Adenosine has been a candidate to be a therapeutic agent for neuropathic pain. Belfrage et al.18, 19 tested the effect of systemic and intrathecal adenosine infusion on patients with chronic neuropathic pain. They showed that adenosine infusion alleviates spontaneous neuropathic pain, tactile allodynia and pin prick hyperalgesia in these patients. Adenosine exerts an effect as a cell modulator in influencing cells through several receptor-mediated effects. A1 and A2 receptors are found in the central nervous system associated with neurons as well as with glial cells. High-affinity A1 and A2a receptors are activated by nanomolar concentrations of adenosine. The A2 receptors are coupled to adenylcyclase, stimulating cAMP elevation that is inhibited by A1 receptors. The functionally important regulation of membrane in channels seems to be the domain of A1 receptors. Activation of adenosine A1 receptor enhances K+ and Cl conductance in neurons, leading to membrane hyperpolarization and postsynaptic reduction of neuronal Ca2+ influx through voltage- and N-methyl D-aspartate receptor-dependent channels. This counteracts, through synaptic and extrasynaptic receptors, nerve cell depolarization.8 Li and Eisenach20 reported that capsaicin-induced glutamate release from rat spinal synaptosomes was inhibited by adenosine and adenosine A1 receptor agonists. These studies suggest that the hyperpolarizing effect of adenosine can inhibit excitation of sensory nerves and ameliorate neuropathic pain at the spinal cord level. In the present study, we showed the anti-hyperalgesic effect of adenosine A1 agonist using our original pain model induced by spinal cord compression. Adenosine A1 receptor should be an attractive target of pain therapy for patients with spinal cord damage.
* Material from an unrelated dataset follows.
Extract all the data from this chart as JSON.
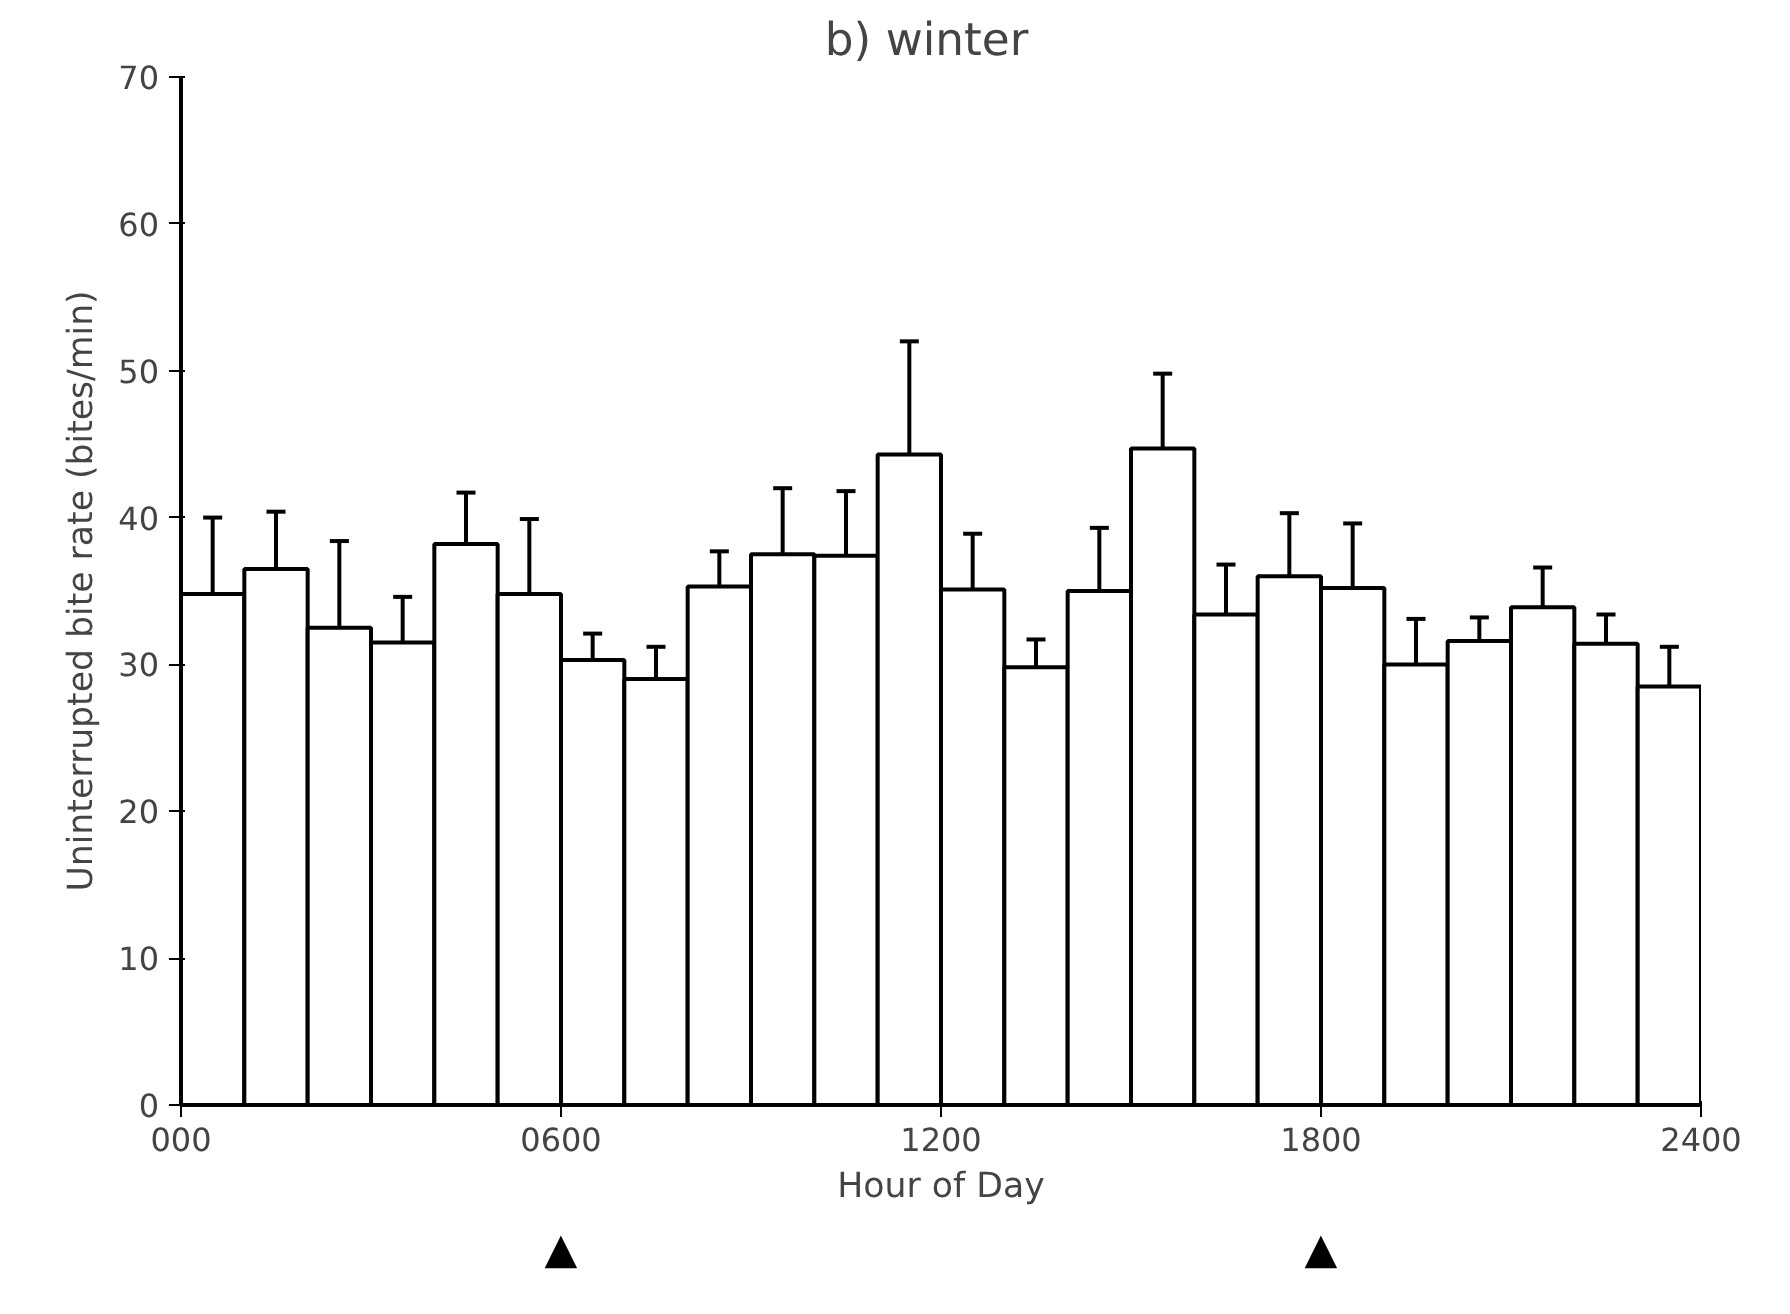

When we consider the possibilities of clinical use, some ideas to achieve enhancement of adenosine signals emerges. One is simple application of adenosine A1 agonists in the spinal cord level similar to our present experiments. The other possibility is increase in extracellular adenosine concentration in the spinal cord. Adenosine is catabolized by adenosine deaminase and adenosine kinase. Therefore, the application of the inhibitors of such enzymes can increase adenosine concentration in the spinal cord. Moreover, released extracellular adenosine is re-uptaken into the cells. This reuptake mechanism inhibited extracellular adenosine signals. The adenosine reuptake inhibitor, such as propentofilline,8 may enhance adenosine signals. These compounds that enhance stimulation of adenosine A1 receptors may provide an avenue for the development of novel therapeutic methods against neuropathic pain after SCI.